Children have their sorrows as well as men and women; and it would be well to remember this in our dealings with them. SLAVE-children are children, and prove no exceptions to the general rule. The liability to be separated from my grandmother, seldom or never to see her again, haunted me. I dreaded the thought of going to live with that mysterious “old master,” whose name I never heard mentioned with affection, but always with fear. I look back to this as among the heaviest of my childhood’s sorrows. My grandmother! my grandmother! and the little hut, and the joyous circle under her care, but especially she, who made us sorry when she left us but for an hour, and glad on her return—how could I leave her and the good old home?

But the sorrows of childhood, like the pleasures of after life, are transient. It is not even within the power of slavery to write indelible sorrow, at a single dash, over the heart of a child …

The slaveholder, having nothing to fear from impotent childhood, easily affords to refrain from cruel inflictions; and if cold and hunger do not pierce the tender frame, the first seven or eight years of the slave-boy’s life are about as full of sweet content as those of the most favored and petted white children of the slaveholder. The slave-boy escapes many troubles which befall and vex his white brother. He seldom has to listen to lectures on propriety of behavior, or on anything else. He is never chided for handling his little knife and fork improperly, for he uses none. He is never reprimanded for soiling the table-cloth, for he takes his meals on the clay floor. He never has the misfortune, in his games or sports, of soiling or tearing his clothes, for he has almost none to soil or tear. He is never expected to act like a nice little gentleman, for he is only a rude little slave.

Thus, freed from all restraint, the slave-boy can be, in his life and conduct, a genuine boy, doing whatever his boyish nature suggests; enacting, by turns, all the strange antics and freaks of horses, dogs, pigs, and barn-door fowls, without in any manner compromising his dignity, or incurring reproach of any sort. He literally runs wild; has no pretty little verses to learn in the nursery; no nice little speeches to make for aunts, uncles, or cousins, to show how smart he is; and, if he can only manage to keep out of the way of the heavy feet and fists of the older slave boys, he may iron on, in his joyous and roguish tricks, as happy as any little heathen under the palm trees of Africa.

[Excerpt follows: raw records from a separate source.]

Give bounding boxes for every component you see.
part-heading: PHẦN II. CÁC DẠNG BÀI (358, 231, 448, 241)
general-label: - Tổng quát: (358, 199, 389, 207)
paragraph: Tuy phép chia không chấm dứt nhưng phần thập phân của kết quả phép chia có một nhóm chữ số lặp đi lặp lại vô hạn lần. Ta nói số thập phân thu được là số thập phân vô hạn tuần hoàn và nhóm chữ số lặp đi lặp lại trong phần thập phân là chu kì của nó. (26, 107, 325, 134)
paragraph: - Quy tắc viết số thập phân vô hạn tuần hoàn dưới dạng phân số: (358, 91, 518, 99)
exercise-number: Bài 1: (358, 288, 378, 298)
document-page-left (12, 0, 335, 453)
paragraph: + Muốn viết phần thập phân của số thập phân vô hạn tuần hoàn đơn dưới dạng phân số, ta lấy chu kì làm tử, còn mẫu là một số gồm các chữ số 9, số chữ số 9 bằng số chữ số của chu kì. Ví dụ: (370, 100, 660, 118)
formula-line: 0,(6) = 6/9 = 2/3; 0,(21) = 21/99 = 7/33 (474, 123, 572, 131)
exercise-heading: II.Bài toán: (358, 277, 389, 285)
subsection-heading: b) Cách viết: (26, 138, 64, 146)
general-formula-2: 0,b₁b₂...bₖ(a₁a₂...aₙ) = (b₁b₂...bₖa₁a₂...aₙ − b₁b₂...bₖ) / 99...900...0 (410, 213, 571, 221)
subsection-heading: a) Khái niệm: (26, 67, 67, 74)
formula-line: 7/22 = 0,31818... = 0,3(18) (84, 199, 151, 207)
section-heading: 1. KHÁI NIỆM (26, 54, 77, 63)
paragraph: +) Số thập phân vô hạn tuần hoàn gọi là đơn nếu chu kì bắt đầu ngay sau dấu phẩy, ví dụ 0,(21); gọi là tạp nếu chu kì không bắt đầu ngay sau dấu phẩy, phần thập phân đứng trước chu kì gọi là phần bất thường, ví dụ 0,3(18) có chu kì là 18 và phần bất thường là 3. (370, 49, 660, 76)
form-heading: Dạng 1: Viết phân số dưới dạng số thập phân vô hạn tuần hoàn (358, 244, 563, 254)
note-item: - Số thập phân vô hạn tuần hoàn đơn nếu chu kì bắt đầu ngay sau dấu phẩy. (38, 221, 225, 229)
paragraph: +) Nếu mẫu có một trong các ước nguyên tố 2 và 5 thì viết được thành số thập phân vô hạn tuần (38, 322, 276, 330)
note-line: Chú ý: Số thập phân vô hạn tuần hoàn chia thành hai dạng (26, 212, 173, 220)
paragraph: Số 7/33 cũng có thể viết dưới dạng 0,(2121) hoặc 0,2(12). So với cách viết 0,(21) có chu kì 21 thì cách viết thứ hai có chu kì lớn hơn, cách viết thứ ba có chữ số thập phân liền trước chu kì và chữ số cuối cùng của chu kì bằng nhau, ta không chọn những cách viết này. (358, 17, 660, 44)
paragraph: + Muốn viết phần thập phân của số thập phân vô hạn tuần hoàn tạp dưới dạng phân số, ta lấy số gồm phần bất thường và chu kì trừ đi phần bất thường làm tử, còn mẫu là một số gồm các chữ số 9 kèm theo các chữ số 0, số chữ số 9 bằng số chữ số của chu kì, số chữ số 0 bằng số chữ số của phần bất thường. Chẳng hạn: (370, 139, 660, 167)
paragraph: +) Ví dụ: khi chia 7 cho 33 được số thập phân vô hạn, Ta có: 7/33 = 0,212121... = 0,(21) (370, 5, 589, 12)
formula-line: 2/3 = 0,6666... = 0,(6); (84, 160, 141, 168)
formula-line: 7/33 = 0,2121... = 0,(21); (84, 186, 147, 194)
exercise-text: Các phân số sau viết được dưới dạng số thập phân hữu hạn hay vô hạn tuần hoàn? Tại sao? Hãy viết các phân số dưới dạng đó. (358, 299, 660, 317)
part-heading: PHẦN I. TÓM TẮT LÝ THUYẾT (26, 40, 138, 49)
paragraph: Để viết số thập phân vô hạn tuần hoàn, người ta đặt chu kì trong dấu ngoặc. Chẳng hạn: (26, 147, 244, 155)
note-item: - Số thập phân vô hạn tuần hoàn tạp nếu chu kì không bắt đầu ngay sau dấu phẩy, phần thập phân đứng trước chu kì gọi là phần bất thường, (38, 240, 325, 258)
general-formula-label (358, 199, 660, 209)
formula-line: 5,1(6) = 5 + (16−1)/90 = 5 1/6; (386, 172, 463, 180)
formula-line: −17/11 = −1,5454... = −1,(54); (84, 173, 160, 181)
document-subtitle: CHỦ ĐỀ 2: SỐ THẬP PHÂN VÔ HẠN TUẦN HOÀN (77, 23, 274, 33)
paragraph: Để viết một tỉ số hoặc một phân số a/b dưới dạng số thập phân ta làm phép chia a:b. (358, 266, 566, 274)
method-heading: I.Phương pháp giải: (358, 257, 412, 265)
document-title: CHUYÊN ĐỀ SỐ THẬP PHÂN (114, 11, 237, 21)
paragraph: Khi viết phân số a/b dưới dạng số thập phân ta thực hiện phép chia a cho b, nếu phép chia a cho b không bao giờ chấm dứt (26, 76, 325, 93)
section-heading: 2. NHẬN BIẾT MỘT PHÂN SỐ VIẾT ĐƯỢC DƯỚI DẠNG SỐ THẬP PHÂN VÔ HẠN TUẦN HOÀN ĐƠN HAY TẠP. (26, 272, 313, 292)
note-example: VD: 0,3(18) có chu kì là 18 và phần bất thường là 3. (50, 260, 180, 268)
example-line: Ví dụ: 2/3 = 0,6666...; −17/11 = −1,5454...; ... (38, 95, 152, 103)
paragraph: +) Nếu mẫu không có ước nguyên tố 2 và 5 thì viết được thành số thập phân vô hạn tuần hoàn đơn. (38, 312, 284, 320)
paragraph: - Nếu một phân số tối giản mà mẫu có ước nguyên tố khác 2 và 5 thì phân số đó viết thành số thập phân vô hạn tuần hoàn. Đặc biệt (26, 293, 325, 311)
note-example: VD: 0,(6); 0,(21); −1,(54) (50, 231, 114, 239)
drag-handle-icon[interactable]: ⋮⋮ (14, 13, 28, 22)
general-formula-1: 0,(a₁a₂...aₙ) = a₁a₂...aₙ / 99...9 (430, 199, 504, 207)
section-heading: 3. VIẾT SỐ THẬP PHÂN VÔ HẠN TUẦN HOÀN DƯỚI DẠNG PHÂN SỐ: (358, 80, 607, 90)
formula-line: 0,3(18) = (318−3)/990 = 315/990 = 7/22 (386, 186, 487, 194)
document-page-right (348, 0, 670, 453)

To be sure, he is occasionally reminded, when he stumbles in the path of his master—and this he early learns to avoid—that he is eating his “white bread,” and that he will be made to “see sights” by-and-by. The threat is soon forgotten; the shadow soon passes, and our sable boy continues to roll in the dust, or play in the mud, as best suits him, and in the veriest freedom. If he feels uncomfortable, from mud or from dust, the coast is clear; he can plunge into the river or the pond, without the ceremony of undressing, or the fear of wetting his clothes; his little tow-linen shirt—for that is all he has on—is easily dried; and it needed ablution as much as did his skin. His food is of the coarsest kind, consisting for the most part of corn-meal mush, which often finds its way from the wooden tray to his mouth in an oyster shell. His days, when the weather is warm, are spent in pure, open air, and in the bright sunshine. He always sleeps in airy apartments; he seldom has to take powders, or to be paid to swallow pretty little sugar-coated pills, to cleanse his blood, or to quicken his appetite. He eats no candies; gets no lumps of loaf sugar; always relishes his food; cries but little, for nobody cares for his crying; learns to esteem his bruises but slight, because others so esteem them.

In a word, he is, for the most part of the first eight years of his life, a spirited, joyous, uproarious, and happy boy, upon whom troubles fall only like water on a duck’s back. And such a boy, so far as I can now remember, was the boy whose life in slavery I am now narrating.